Solved

read file connector UTF-8 and UTF-8-BOM ; indicium versus Windows GUI

  • 30 September 2022
  • 3 replies
  • 82 views

Userlevel 3
Badge +11

I am reading xml files in a system flow with the new read file connector. I have a few files that are being read correctly and a few that are corrupted. The difference between the files is the encoding: the 'good’ files are UTF-8 encoded and the others are UTF-8-BOM. The latter is not read correctly, resulting in a string that looks like this:

?<?xml version="1.0" encoding=

The old read disk file does the same. However, my current Proces flow is working correctly.

I have the feeling that the connectors behave different when comparing the Windows GUI (proces flow) and Indicium (system flow). I have noticed this before when I was trying to read a pdf file. The problem was the other way around: I was unable to read the pdf file correctly in the Windows gui but it works fine in a system flow.

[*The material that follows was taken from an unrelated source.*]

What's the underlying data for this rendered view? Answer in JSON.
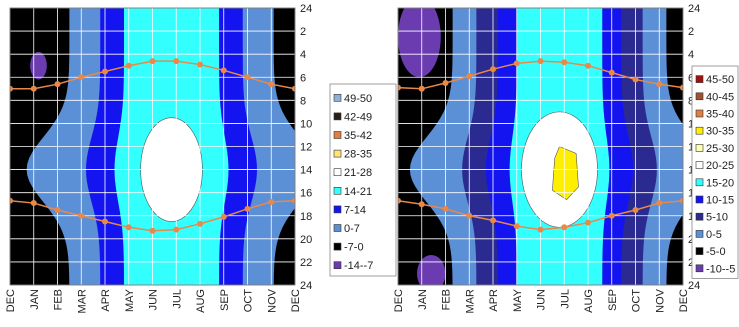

Main question: how do I read both an UTF-8 and an UTF-8-BOM correctly using the read file connector in a system flow?

icon

Best answer by Hugo Nienhuis 30 September 2022, 13:57

View original

This topic has been closed for comments

3 replies

Userlevel 3
Badge +11

I have been able to bypass the problem by reading as varbinary and convert the file within SQL Server to UTF-8 with the statement: select @ubl_bestand_vc = convert(varchar(max), @ubl_bestand_data,0).

 

However, it might be something to look into

Userlevel 7
Badge +23

Thanks for sharing the solution 😄

We'll select your answer as Best answer and feel free to create a ticket for this in case you think we should look into this.

Userlevel 3
Badge +11

I am not going to write a ticket, but why can I choose Write preamble Yes/No in a Write file connector, and not do the same for a Read file connector? Maybe it belongs in the idea section?